A Defensoria Pública de Minas Gerais (DPMG), por meio de sua Unidade em Bonfim, obteve êxito em ação que pedia pela transferência e realização urgente de cirurgia em paciente acometido com Hemorragia Subaracnóidea Extensa (HSA).
O Juízo de Primeira Instância da comarca de Bonfim acolheu integralmente o pedido liminar da DPMG e concedeu a tutela provisória de urgência, determinando a transferência imediata do paciente para um hospital com estrutura adequada para realizar os devidos procedimentos médicos e cirúrgicos. Na decisão, foi determinado o prazo de 24 horas para a administração pública estadual cumprir as providências, sob pena de multa diária no valor de R$5.000,00.

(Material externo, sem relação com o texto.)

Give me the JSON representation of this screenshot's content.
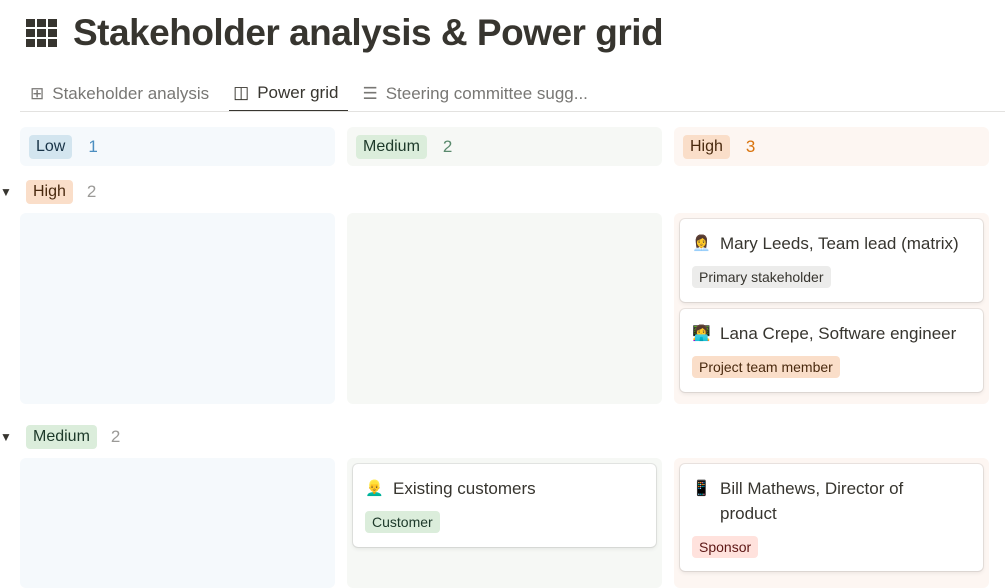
{
  "title": "Stakeholder analysis & Power grid",
  "tabs": [
    {
      "label": "Stakeholder analysis",
      "icon": "table-icon"
    },
    {
      "label": "Power grid",
      "icon": "board-icon",
      "active": true
    },
    {
      "label": "Steering committee sugg...",
      "icon": "list-icon"
    }
  ],
  "columns": [
    {
      "label": "Low",
      "count": "1",
      "bg": "#f5f9fc",
      "pill": "#d3e5ef",
      "text": "#183347",
      "countColor": "#4c8ec0"
    },
    {
      "label": "Medium",
      "count": "2",
      "bg": "#f6f8f5",
      "pill": "#dbeddb",
      "text": "#1c3829",
      "countColor": "#5a8a6d"
    },
    {
      "label": "High",
      "count": "3",
      "bg": "#fdf6f2",
      "pill": "#fadec9",
      "text": "#49290e",
      "countColor": "#d9730d"
    }
  ],
  "groups": [
    {
      "label": "High",
      "count": "2"
    },
    {
      "label": "Medium",
      "count": "2"
    }
  ],
  "cards": {
    "mary": {
      "emoji": "👩‍💼",
      "title": "Mary Leeds, Team lead (matrix)",
      "tag": "Primary stakeholder"
    },
    "lana": {
      "emoji": "👩‍💻",
      "title": "Lana Crepe, Software engineer",
      "tag": "Project team member"
    },
    "customers": {
      "emoji": "👱‍♂️",
      "title": "Existing customers",
      "tag": "Customer"
    },
    "bill": {
      "emoji": "📱",
      "title": "Bill Mathews, Director of product",
      "tag": "Sponsor"
    }
  },
  "tagColors": {
    "Primary stakeholder": "#ececeb",
    "Project team member": "#fadec9",
    "Customer": "#dbeddb",
    "Sponsor": "#ffe2dd"
  }
}
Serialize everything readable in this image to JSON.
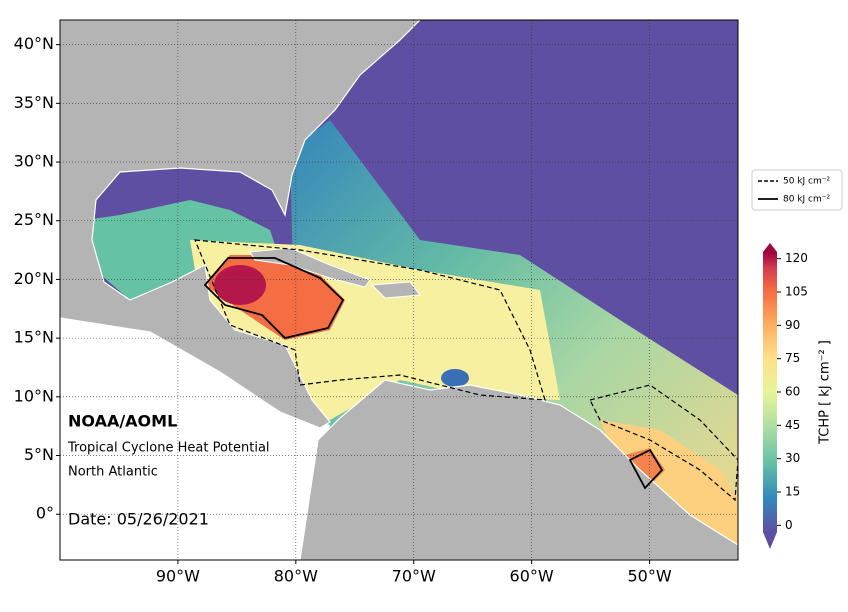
{
  "map": {
    "xlim": [
      -100,
      -42.5
    ],
    "ylim": [
      -3.9,
      42.1
    ],
    "lat_ticks": [
      {
        "value": 0,
        "label": "0°"
      },
      {
        "value": 5,
        "label": "5°N"
      },
      {
        "value": 10,
        "label": "10°N"
      },
      {
        "value": 15,
        "label": "15°N"
      },
      {
        "value": 20,
        "label": "20°N"
      },
      {
        "value": 25,
        "label": "25°N"
      },
      {
        "value": 30,
        "label": "30°N"
      },
      {
        "value": 35,
        "label": "35°N"
      },
      {
        "value": 40,
        "label": "40°N"
      }
    ],
    "lon_ticks": [
      {
        "value": -90,
        "label": "90°W"
      },
      {
        "value": -80,
        "label": "80°W"
      },
      {
        "value": -70,
        "label": "70°W"
      },
      {
        "value": -60,
        "label": "60°W"
      },
      {
        "value": -50,
        "label": "50°W"
      }
    ],
    "annotations": {
      "agency": "NOAA/AOML",
      "product": "Tropical Cyclone Heat Potential",
      "region": "North Atlantic",
      "date": "Date: 05/26/2021"
    },
    "legend": [
      "50 kJ cm⁻²",
      "80 kJ cm⁻²"
    ],
    "colorbar": {
      "label": "TCHP [ kJ cm⁻² ]",
      "lim": [
        -3,
        123
      ],
      "ticks": [
        0,
        15,
        30,
        45,
        60,
        75,
        90,
        105,
        120
      ]
    }
  }
}
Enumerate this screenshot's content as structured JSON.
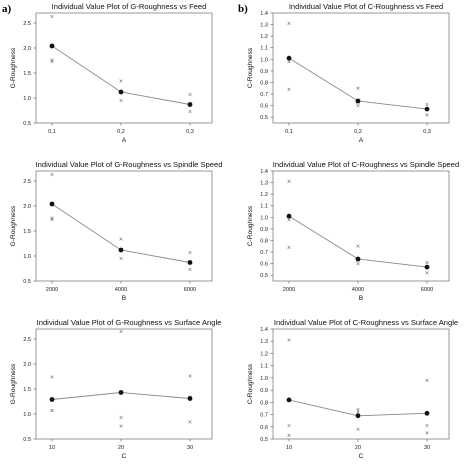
{
  "panel_labels": [
    "a)",
    "b)"
  ],
  "chart_data": [
    {
      "type": "scatter",
      "title": "Individual Value Plot of G-Roughness vs Feed",
      "xlabel": "A",
      "ylabel": "G-Roughness",
      "categories": [
        "0,1",
        "0,2",
        "0,3"
      ],
      "ylim": [
        0.5,
        2.7
      ],
      "yticks": [
        0.5,
        1.0,
        1.5,
        2.0,
        2.5
      ],
      "individual_values": [
        [
          2.63,
          1.76,
          1.73
        ],
        [
          1.34,
          1.12,
          0.95
        ],
        [
          1.07,
          0.87,
          0.73
        ]
      ],
      "means": [
        2.04,
        1.12,
        0.87
      ],
      "grid": false,
      "legend": "none"
    },
    {
      "type": "scatter",
      "title": "Individual Value Plot of C-Roughness vs Feed",
      "xlabel": "A",
      "ylabel": "C-Roughness",
      "categories": [
        "0,1",
        "0,2",
        "0,3"
      ],
      "ylim": [
        0.45,
        1.4
      ],
      "yticks": [
        0.5,
        0.6,
        0.7,
        0.8,
        0.9,
        1.0,
        1.1,
        1.2,
        1.3,
        1.4
      ],
      "individual_values": [
        [
          1.31,
          0.98,
          0.74
        ],
        [
          0.75,
          0.63,
          0.6
        ],
        [
          0.61,
          0.57,
          0.52
        ]
      ],
      "means": [
        1.01,
        0.64,
        0.57
      ],
      "grid": false,
      "legend": "none"
    },
    {
      "type": "scatter",
      "title": "Individual Value Plot of G-Roughness vs Spindle Speed",
      "xlabel": "B",
      "ylabel": "G-Roughness",
      "categories": [
        "2000",
        "4000",
        "6000"
      ],
      "ylim": [
        0.5,
        2.7
      ],
      "yticks": [
        0.5,
        1.0,
        1.5,
        2.0,
        2.5
      ],
      "individual_values": [
        [
          2.63,
          1.76,
          1.73
        ],
        [
          1.34,
          1.12,
          0.95
        ],
        [
          1.07,
          0.87,
          0.73
        ]
      ],
      "means": [
        2.04,
        1.12,
        0.87
      ],
      "grid": false,
      "legend": "none"
    },
    {
      "type": "scatter",
      "title": "Individual Value Plot of C-Roughness vs Spindle Speed",
      "xlabel": "B",
      "ylabel": "C-Roughness",
      "categories": [
        "2000",
        "4000",
        "6000"
      ],
      "ylim": [
        0.45,
        1.4
      ],
      "yticks": [
        0.5,
        0.6,
        0.7,
        0.8,
        0.9,
        1.0,
        1.1,
        1.2,
        1.3,
        1.4
      ],
      "individual_values": [
        [
          1.31,
          0.98,
          0.74
        ],
        [
          0.75,
          0.63,
          0.6
        ],
        [
          0.61,
          0.57,
          0.52
        ]
      ],
      "means": [
        1.01,
        0.64,
        0.57
      ],
      "grid": false,
      "legend": "none"
    },
    {
      "type": "scatter",
      "title": "Individual Value Plot of G-Roughness vs Surface Angle",
      "xlabel": "C",
      "ylabel": "G-Roughness",
      "categories": [
        "10",
        "20",
        "30"
      ],
      "ylim": [
        0.5,
        2.7
      ],
      "yticks": [
        0.5,
        1.0,
        1.5,
        2.0,
        2.5
      ],
      "individual_values": [
        [
          1.74,
          1.07,
          1.07
        ],
        [
          2.65,
          0.93,
          0.76
        ],
        [
          1.76,
          1.34,
          0.84
        ]
      ],
      "means": [
        1.29,
        1.43,
        1.31
      ],
      "grid": false,
      "legend": "none"
    },
    {
      "type": "scatter",
      "title": "Individual Value Plot of C-Roughness vs Surface Angle",
      "xlabel": "C",
      "ylabel": "C-Roughness",
      "categories": [
        "10",
        "20",
        "30"
      ],
      "ylim": [
        0.5,
        1.4
      ],
      "yticks": [
        0.5,
        0.6,
        0.7,
        0.8,
        0.9,
        1.0,
        1.1,
        1.2,
        1.3,
        1.4
      ],
      "individual_values": [
        [
          1.31,
          0.61,
          0.53
        ],
        [
          0.74,
          0.72,
          0.58
        ],
        [
          0.98,
          0.61,
          0.55
        ]
      ],
      "means": [
        0.82,
        0.69,
        0.71
      ],
      "grid": false,
      "legend": "none"
    }
  ]
}
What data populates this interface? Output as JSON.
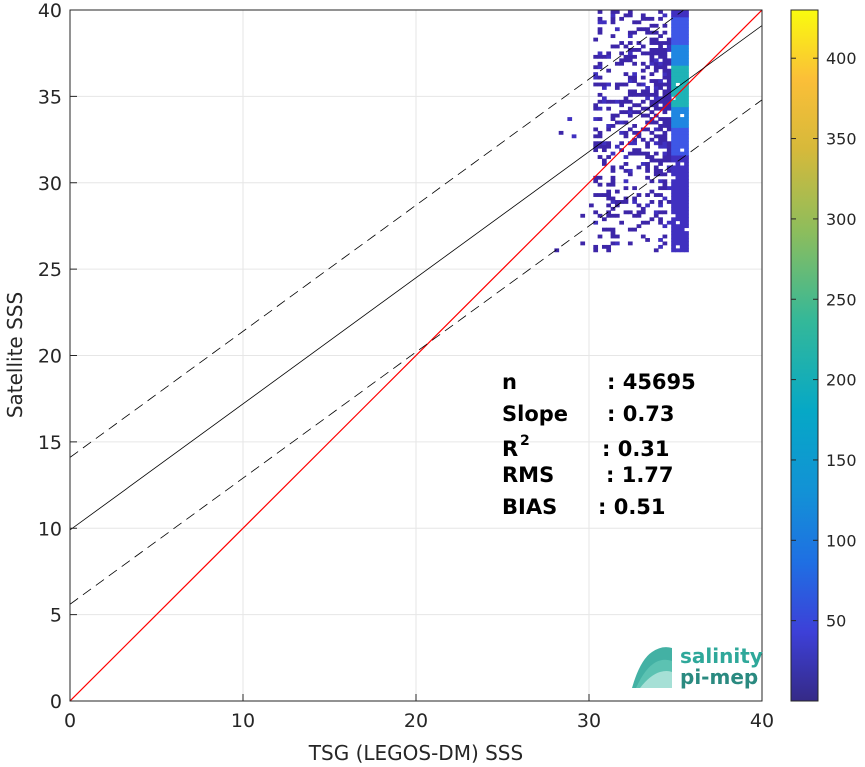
{
  "chart_data": {
    "type": "heatmap",
    "xlabel": "TSG (LEGOS-DM) SSS",
    "ylabel": "Satellite SSS",
    "xlim": [
      0,
      40
    ],
    "ylim": [
      0,
      40
    ],
    "x_ticks": [
      "0",
      "10",
      "20",
      "30",
      "40"
    ],
    "y_ticks": [
      "0",
      "5",
      "10",
      "15",
      "20",
      "25",
      "30",
      "35",
      "40"
    ],
    "grid": true,
    "colorbar": {
      "range": [
        0,
        430
      ],
      "ticks": [
        "50",
        "100",
        "150",
        "200",
        "250",
        "300",
        "350",
        "400"
      ],
      "colormap": "parula"
    },
    "lines": [
      {
        "name": "identity",
        "slope": 1.0,
        "intercept": 0,
        "color": "#ff0000",
        "style": "solid"
      },
      {
        "name": "regression",
        "slope": 0.73,
        "intercept": 9.9,
        "color": "#000000",
        "style": "solid"
      },
      {
        "name": "upper-bound",
        "slope": 0.73,
        "intercept": 14.1,
        "color": "#000000",
        "style": "dashed"
      },
      {
        "name": "lower-bound",
        "slope": 0.73,
        "intercept": 5.6,
        "color": "#000000",
        "style": "dashed"
      }
    ],
    "density_region": {
      "x_range": [
        28,
        35.5
      ],
      "y_range": [
        26,
        40
      ],
      "peak_x": 35.2,
      "peak_y": 35.5
    },
    "stats": [
      {
        "label": "n",
        "value": ": 45695"
      },
      {
        "label": "Slope",
        "value": ": 0.73"
      },
      {
        "label": "R",
        "sup": "2",
        "value": ": 0.31"
      },
      {
        "label": "RMS",
        "value": ": 1.77"
      },
      {
        "label": "BIAS",
        "value": ": 0.51"
      }
    ]
  },
  "logo": {
    "line1": "salinity",
    "line2": "pi-mep"
  }
}
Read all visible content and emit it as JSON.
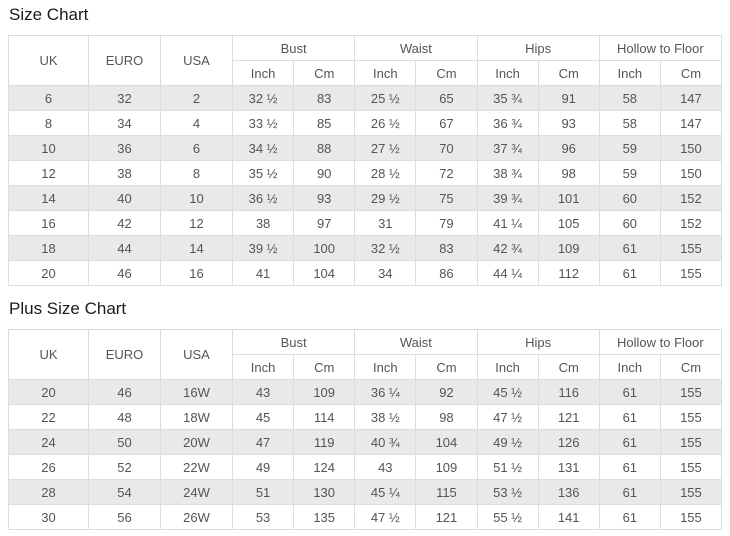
{
  "headers": {
    "uk": "UK",
    "euro": "EURO",
    "usa": "USA",
    "groups": [
      "Bust",
      "Waist",
      "Hips",
      "Hollow to Floor"
    ],
    "sub_inch": "Inch",
    "sub_cm": "Cm"
  },
  "sections": [
    {
      "title": "Size Chart",
      "rows": [
        [
          "6",
          "32",
          "2",
          "32 ½",
          "83",
          "25 ½",
          "65",
          "35 ¾",
          "91",
          "58",
          "147"
        ],
        [
          "8",
          "34",
          "4",
          "33 ½",
          "85",
          "26 ½",
          "67",
          "36 ¾",
          "93",
          "58",
          "147"
        ],
        [
          "10",
          "36",
          "6",
          "34 ½",
          "88",
          "27 ½",
          "70",
          "37 ¾",
          "96",
          "59",
          "150"
        ],
        [
          "12",
          "38",
          "8",
          "35 ½",
          "90",
          "28 ½",
          "72",
          "38 ¾",
          "98",
          "59",
          "150"
        ],
        [
          "14",
          "40",
          "10",
          "36 ½",
          "93",
          "29 ½",
          "75",
          "39 ¾",
          "101",
          "60",
          "152"
        ],
        [
          "16",
          "42",
          "12",
          "38",
          "97",
          "31",
          "79",
          "41 ¼",
          "105",
          "60",
          "152"
        ],
        [
          "18",
          "44",
          "14",
          "39 ½",
          "100",
          "32 ½",
          "83",
          "42 ¾",
          "109",
          "61",
          "155"
        ],
        [
          "20",
          "46",
          "16",
          "41",
          "104",
          "34",
          "86",
          "44 ¼",
          "112",
          "61",
          "155"
        ]
      ]
    },
    {
      "title": "Plus Size Chart",
      "rows": [
        [
          "20",
          "46",
          "16W",
          "43",
          "109",
          "36 ¼",
          "92",
          "45 ½",
          "116",
          "61",
          "155"
        ],
        [
          "22",
          "48",
          "18W",
          "45",
          "114",
          "38 ½",
          "98",
          "47 ½",
          "121",
          "61",
          "155"
        ],
        [
          "24",
          "50",
          "20W",
          "47",
          "119",
          "40 ¾",
          "104",
          "49 ½",
          "126",
          "61",
          "155"
        ],
        [
          "26",
          "52",
          "22W",
          "49",
          "124",
          "43",
          "109",
          "51 ½",
          "131",
          "61",
          "155"
        ],
        [
          "28",
          "54",
          "24W",
          "51",
          "130",
          "45 ¼",
          "115",
          "53 ½",
          "136",
          "61",
          "155"
        ],
        [
          "30",
          "56",
          "26W",
          "53",
          "135",
          "47 ½",
          "121",
          "55 ½",
          "141",
          "61",
          "155"
        ]
      ]
    }
  ],
  "colors": {
    "stripe": "#e9e9e9",
    "border": "#dddddd",
    "text": "#555555",
    "title": "#1b1b1b"
  }
}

O assistido é natural do município de Bonfim, mas na ocasião, acabou sendo internado no Hospital Público Regional de Betim com HSA, condição neurológica grave e potencialmente fatal. Devido ao seu estado, ele foi designado para Unidade de Terapia Intensiva (UTI), onde foi constatada a necessidade de intervenção neurocirúrgica de alta complexidade e urgente, indisponível naquela unidade hospitalar.
A Central de Leitos deu um prazo inicial de sete dias para que o assistido fosse transferido para o Hospital Metropolitano Dr. Célio de Castro, em Belo Horizonte, incompatível com a urgência apresentada no caso.
Ao tomar conhecimento sobre a situação, a Defensoria Pública atuou na condição de legitimação extraordinária, quando o assistido não é capaz de exprimir a própria vontade em virtude de questões de saúde. A petição inicial, com pedido de tutela provisória de urgência, foi protocolada no dia 16 de outubro de 2025, tendo sido acolhida de maneira integral no mesmo dia.
Após diversas intervenções da Defensoria Pública no processo, exigindo cumprimento da decisão, o assistido foi efetivamente transferido para unidade de alta complexidade, onde realizou os procedimentos necessários. Após período de observação, recebeu alta médica e retornou ao convívio familiar.
A gravidade do caso e a atuação da Defensoria Pública na garantia do direito à saúde gerou grande comoção em sua família. Em depoimento compartilhado, familiares do assistido agradeceram pelo empenho no trabalho realizado pela Instituição. “Não existem palavras suficientes para expressar a nossa gratidão. A ajuda de vocês, conseguindo a vaga no hospital, foi decisiva para salvar a vida do meu irmão. Sem essa oportunidade, ele não teria sobrevivido”.
A efetividade da intervenção judicial reforça o papel estratégico da Defensoria Pública na proteção de direitos de pessoas hipossuficientes, atuando como custos vulnerabilis e na defesa dos direitos fundamentais. O coordenador da Unidade de Bonfim, defensor público Neider Chaves, foi o responsável pela atuação no caso.